Published on Thursday, February 2, 2006 by the Atlanta Journal-Constitution
President Has Lost Americans' Confidence
by Jay Bookman
President Bush has forfeited the faith of the American people, and judging from his language Tuesday night, he knows it. In his 2006 State of the Union speech, the president felt it necessary to warn us against "economic retreat," against retreating "from our duties in the hope of easier life."
"There is no peace in retreat," the president said, "and there is no honor in retreat." He warned against "abandoning our commitments and retreating within our borders," promising that "the United States will not retreat from the world."
"Never give in to the belief that America is in decline," he begged his fellow citizens, "or that our culture is doomed to unravel."
Retreat. Decline. Retreat. . . . The White House had advertised the speech as optimistic, but its unconscious recurring theme, its underlying tone, proved to be anything but.
The president's language did, however, reflect the nation's mood. For months, almost two-thirds of Americans have been telling pollsters that the country was headed in the wrong direction. Almost two-thirds say the economy is fair or poor, despite the fact that by many standard measures it's doing pretty well. And while President Bush says we're winning in Iraq, 60 percent disapprove of how he has handled that critically important challenge.
Some might interpret those numbers to mean that the American people are losing faith in this country — that's clearly the president's fear, for example. But I think that's wrong. We have lost faith in our leadership, which is a very different thing.
That loss of faith applies not just to the president but to government in general: Approval ratings for Congress are even lower than those for Bush. And it stretches beyond government. Too many of our corporate executives seem trapped in the gone old days, unable to adapt to new challenges, with thousands of jobs disappearing as a consequence. Too many of the rest are enriching themselves by squeezing hundreds of millions of dollars out of their workers' hides, while government cuts taxes on their proceeds.

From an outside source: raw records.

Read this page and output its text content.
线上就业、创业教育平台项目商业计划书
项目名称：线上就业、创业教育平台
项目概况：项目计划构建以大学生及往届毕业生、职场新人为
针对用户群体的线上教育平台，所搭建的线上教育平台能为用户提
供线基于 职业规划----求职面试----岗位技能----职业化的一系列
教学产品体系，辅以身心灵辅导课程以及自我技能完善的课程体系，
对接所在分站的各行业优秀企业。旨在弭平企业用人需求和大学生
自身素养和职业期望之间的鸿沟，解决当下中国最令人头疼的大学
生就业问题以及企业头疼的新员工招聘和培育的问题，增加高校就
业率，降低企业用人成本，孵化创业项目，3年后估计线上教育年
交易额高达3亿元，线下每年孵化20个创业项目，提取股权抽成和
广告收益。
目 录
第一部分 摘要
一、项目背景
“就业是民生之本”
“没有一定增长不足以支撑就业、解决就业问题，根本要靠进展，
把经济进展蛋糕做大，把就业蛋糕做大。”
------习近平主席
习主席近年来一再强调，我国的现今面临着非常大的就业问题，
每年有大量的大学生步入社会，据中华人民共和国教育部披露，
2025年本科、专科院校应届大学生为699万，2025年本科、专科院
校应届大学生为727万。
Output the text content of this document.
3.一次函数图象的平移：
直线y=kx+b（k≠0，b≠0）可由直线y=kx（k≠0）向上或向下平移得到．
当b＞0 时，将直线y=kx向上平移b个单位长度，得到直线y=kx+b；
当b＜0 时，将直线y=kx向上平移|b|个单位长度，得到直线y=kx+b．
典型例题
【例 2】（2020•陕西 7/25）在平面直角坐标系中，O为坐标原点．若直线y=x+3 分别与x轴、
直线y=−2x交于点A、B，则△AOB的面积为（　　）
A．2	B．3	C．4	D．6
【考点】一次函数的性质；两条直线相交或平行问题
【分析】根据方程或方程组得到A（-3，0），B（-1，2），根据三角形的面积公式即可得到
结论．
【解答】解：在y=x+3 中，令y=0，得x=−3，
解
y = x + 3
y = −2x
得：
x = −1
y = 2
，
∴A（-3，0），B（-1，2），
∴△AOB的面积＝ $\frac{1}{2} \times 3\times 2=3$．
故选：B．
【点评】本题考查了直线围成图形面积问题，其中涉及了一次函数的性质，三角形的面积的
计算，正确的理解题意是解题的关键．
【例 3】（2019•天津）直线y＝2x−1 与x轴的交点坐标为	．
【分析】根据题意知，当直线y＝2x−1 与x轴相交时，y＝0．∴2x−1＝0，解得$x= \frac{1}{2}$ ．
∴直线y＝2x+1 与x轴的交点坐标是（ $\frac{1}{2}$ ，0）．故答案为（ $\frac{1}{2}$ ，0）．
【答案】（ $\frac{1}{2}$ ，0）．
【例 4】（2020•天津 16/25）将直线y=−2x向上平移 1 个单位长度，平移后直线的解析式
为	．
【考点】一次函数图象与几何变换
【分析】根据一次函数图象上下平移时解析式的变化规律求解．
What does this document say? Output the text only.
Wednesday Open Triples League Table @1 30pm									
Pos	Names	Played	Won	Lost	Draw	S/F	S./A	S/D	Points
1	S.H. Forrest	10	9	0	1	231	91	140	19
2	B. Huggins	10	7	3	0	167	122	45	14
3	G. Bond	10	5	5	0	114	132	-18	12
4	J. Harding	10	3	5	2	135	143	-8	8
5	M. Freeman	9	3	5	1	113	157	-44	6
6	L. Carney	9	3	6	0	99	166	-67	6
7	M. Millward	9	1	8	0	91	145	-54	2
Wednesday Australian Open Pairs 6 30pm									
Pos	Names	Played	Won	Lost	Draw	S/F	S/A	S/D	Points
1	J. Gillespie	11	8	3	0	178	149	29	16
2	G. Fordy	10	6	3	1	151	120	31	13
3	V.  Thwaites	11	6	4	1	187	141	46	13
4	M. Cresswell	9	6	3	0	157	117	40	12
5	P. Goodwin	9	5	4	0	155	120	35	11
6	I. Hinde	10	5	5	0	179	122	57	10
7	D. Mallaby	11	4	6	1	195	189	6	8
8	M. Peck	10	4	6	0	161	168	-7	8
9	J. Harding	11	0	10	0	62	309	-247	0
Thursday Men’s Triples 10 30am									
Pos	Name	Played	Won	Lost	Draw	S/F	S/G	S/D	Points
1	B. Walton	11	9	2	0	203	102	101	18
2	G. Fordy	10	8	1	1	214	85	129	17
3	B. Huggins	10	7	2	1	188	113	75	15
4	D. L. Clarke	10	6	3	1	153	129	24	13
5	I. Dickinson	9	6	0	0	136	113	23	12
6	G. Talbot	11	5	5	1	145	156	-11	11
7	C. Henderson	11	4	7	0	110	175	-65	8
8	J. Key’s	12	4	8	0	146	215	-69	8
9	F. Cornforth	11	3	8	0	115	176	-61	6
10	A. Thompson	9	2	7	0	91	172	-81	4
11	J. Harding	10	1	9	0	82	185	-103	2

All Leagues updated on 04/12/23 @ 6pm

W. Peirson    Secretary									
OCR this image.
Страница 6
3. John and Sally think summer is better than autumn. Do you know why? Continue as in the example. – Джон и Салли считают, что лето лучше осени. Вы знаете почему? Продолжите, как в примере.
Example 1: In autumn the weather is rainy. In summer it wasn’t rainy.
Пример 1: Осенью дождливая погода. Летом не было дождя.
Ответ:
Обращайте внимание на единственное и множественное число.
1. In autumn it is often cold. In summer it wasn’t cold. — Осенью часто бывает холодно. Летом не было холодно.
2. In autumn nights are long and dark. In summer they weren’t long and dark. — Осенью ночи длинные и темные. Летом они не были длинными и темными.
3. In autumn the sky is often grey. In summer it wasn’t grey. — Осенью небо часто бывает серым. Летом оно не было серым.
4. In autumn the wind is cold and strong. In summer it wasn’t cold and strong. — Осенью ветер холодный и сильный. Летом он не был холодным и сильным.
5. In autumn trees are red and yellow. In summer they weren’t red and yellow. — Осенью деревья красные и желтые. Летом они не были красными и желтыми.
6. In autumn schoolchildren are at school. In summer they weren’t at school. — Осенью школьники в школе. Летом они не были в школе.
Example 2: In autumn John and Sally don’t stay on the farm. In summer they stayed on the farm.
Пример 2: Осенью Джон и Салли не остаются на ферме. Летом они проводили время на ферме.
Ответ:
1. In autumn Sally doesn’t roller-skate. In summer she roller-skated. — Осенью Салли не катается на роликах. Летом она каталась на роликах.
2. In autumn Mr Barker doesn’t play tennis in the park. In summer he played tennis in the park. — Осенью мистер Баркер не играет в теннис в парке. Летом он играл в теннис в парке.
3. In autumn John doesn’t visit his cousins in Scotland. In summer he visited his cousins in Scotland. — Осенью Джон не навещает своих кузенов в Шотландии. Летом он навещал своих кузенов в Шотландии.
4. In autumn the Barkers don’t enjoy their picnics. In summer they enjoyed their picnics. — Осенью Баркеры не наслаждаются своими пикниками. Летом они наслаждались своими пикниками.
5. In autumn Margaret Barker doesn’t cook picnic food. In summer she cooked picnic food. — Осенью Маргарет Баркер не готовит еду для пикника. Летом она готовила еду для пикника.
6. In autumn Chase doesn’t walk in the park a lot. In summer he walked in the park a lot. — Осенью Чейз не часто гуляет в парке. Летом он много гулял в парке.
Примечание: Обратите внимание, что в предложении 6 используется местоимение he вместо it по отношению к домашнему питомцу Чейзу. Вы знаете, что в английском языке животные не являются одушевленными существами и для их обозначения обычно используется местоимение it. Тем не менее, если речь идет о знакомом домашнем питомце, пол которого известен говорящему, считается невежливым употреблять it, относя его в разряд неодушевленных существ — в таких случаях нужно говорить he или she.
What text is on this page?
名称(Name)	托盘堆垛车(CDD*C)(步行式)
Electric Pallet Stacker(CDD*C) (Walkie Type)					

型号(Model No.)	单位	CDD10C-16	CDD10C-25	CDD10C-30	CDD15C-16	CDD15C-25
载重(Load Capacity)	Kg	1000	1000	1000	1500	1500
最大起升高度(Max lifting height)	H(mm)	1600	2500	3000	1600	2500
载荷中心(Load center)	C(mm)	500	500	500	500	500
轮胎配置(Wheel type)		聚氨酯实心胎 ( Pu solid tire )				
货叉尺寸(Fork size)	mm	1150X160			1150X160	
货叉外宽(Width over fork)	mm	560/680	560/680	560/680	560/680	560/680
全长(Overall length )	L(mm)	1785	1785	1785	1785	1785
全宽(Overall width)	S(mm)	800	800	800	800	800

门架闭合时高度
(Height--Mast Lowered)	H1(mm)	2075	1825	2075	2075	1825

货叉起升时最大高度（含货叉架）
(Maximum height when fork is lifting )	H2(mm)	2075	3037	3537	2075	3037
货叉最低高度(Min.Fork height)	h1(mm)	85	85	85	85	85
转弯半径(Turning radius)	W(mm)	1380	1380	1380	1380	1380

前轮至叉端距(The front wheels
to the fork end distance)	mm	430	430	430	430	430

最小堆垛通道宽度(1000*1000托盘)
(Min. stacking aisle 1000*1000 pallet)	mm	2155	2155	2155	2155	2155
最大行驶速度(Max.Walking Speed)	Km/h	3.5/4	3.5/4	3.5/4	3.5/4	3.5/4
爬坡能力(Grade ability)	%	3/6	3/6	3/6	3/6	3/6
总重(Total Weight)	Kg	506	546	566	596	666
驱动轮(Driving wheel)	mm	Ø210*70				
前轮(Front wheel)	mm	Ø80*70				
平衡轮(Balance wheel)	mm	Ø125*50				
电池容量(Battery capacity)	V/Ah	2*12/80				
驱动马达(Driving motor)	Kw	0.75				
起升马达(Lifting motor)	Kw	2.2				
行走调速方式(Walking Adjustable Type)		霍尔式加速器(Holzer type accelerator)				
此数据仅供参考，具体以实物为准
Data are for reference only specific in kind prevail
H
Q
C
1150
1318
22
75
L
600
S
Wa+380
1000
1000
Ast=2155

Across all realms, there's a sense that our leaders lack the courage, the moral strength and the intellectual independence to address fundamental problems. Again, Bush's speech offers the perfect example.
In another echo of President Carter's infamous "malaise speech" of 1979, Bush pledged Tuesday night to break our oil addiction, to "move beyond a petroleum-based economy and make our dependence on Middle Eastern oil a thing of the past."
That's a worthy goal, but the president made no mention of taking such difficult steps as raising auto fuel-efficiency standards. He promised only the painless option of boosting spending on clean-energy research by 22 percent in the 2007 budget.
That "bold" new investment amounts to just 6.8 percent of ExxonMobil's profit for the fourth quarter, or what we spend in four days in Iraq.
No pain, no sacrifice, no hard work. Pick your topic; it's a story repeated over and over again.
In Iraq, the Bush administration didn't do the hard work of planning and preparing for an occupation and never committed the resources or manpower to make it work. The results are all too glaring.
After the terrorism of Sept. 11, 2001, we were promised a government ready to respond to the next disaster, but Hurricane Katrina proved that to be all talk as well. The administration just never took the job seriously, and it showed.
The same is true of the Medicare prescription drug plan. It's gonna cost us $500 billion we don't have, and even at that price it has been an administrative nightmare.
Go through the list — what project has this administration succeeded in pulling off, other than its own re-election and the creation of a right-wing Supreme Court? The answer is nothing.
In fact, they refuse even to acknowledge some of our most pressing problems. Man-made climate change is threatening to disrupt the environment on a planetary scale, and we do nothing. Last year our national savings dropped to the lowest level since the depths of the Great Depression, and we do nothing. We finance our greed and selfishness not by our own productive sweat and toil, but by borrowing another $2 billion every day from the rest of the world, money that our children and grandchildren will have to repay.
The president's right about this much: The American people do not like to retreat, and are by nature optimistic.
But optimism is a right purchased through hard work and sacrifice. We used to know that, but the memory's been lost.
Jay Bookman is the deputy editorial page editor of the Atlanta Journal-Constitution. His column appears Mondays and Thursdays.